La même année 1911, cher Jean-Noël, un autre dessinateur, Auglay, est condamné en première instance à deux mois pour un dessin paru dans La Guerre sociale, dénonçant la colonisation.
En 1912, c’est le directeur du Libertaire, Jacquemin, qui est condamné pour un dessin de Claudot paru l’année précédente, représentant un boulanger pendu à une lanterne, tandis qu’un militaire pactise avec la foule. Jacquemin est incarcéré au mois de mai.
Les prisons sont alors pleines de militants et journalistes antimilitaristes et anticolonialistes (mais aussi d'extrême droite pour des délits de presse).
Non, Jean-Noël Jeanneney, la grande Loi de juillet 1881 n’a jamais été synonyme de liberté d’expression intangible et universelle, de liberté d'expression pour tout le monde. Comme vous pouvez le constater, le dessin de presse a payé un lourd tribut aux ciseaux aiguisés de Marianne !

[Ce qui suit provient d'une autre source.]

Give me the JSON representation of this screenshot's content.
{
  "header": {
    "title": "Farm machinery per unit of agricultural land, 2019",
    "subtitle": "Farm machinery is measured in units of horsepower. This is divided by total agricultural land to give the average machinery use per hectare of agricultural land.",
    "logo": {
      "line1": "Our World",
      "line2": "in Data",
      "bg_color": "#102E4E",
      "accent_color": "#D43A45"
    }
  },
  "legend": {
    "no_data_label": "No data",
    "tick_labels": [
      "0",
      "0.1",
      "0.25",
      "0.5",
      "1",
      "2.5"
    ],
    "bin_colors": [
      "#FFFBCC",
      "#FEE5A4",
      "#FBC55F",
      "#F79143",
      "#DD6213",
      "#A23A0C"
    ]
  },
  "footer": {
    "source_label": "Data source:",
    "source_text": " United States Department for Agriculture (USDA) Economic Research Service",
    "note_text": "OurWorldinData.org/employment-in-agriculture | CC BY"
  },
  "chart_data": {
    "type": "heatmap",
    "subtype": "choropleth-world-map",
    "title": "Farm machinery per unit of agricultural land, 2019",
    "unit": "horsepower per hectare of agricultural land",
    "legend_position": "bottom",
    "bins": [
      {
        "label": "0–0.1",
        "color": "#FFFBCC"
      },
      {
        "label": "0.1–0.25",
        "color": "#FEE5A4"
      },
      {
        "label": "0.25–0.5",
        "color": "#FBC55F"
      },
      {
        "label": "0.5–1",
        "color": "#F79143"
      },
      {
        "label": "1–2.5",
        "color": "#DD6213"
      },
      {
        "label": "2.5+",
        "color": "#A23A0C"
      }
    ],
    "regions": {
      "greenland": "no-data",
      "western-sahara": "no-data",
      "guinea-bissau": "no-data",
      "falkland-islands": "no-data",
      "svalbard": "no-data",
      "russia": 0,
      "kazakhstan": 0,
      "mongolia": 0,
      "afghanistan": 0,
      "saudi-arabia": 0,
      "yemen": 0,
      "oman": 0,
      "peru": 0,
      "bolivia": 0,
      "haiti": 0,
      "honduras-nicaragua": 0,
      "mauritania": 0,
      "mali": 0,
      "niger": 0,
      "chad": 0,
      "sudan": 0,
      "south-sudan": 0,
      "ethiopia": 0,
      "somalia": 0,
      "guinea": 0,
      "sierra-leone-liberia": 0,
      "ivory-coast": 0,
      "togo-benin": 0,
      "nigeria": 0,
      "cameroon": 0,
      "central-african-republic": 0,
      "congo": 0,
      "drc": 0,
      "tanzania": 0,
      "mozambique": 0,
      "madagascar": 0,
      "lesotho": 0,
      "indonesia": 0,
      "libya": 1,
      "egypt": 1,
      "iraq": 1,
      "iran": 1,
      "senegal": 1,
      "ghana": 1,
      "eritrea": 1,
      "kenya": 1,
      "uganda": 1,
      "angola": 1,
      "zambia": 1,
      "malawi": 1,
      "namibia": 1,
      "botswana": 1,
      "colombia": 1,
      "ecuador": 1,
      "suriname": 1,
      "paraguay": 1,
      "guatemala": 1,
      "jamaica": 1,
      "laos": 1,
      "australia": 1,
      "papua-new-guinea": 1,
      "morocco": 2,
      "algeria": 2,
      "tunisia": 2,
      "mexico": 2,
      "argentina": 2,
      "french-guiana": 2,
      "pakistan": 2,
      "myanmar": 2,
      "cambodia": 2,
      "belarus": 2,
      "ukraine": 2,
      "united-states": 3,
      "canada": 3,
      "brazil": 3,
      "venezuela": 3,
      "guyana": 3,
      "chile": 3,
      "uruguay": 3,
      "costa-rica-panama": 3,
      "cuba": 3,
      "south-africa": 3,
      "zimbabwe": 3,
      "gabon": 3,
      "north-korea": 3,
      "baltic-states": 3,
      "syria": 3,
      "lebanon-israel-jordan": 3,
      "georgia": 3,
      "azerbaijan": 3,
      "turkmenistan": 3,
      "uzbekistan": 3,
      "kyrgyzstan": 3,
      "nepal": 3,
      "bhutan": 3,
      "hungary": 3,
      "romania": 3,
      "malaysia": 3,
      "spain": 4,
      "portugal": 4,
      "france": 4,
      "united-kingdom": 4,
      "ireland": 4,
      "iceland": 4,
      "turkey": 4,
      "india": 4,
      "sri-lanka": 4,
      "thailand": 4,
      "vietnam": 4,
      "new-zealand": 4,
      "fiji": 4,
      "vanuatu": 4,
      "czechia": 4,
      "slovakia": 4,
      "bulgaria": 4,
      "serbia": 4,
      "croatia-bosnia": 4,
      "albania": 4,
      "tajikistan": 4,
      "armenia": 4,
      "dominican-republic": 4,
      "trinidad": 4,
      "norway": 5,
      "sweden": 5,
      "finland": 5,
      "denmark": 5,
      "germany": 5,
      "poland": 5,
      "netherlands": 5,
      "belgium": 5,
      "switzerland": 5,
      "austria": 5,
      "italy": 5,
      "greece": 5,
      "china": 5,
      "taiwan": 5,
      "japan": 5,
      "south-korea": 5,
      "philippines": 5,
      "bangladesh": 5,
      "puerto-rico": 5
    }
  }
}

Peut-on d'ailleurs vraiment parler de liberté d'expression, dans un pays dans lequel la moitié de la population, les femmes, n'a pas le droit de votre ni d'éligibilité ? Peut on parler de liberté d'expression dans l'Empire colonial français, dans lequel les "indigènes" n'ont pas leur mot à dire ?

La liberté d'expression est d'abord un principe. Dans les faits, son application traduit les oppressions qui structurent la société. Si on appliquait à la Belle Époque la grille de lecture de Kak, qui dénonce les emprisonnements de dessinateurices dans les pays autoritaires de nos jours, on pourrait dire que la liberté d'expression n'existe pas dans la France des années 1881 à 1914...

Le plus intéressant dans l'affaire, c'est que vous, historien, ancien président de la Bibliothèque Nationale de France qui conserve toute cette presse de la Belle Époque, soyez à ce point aveugle aux limites de la liberté d'expression, version IIIe République.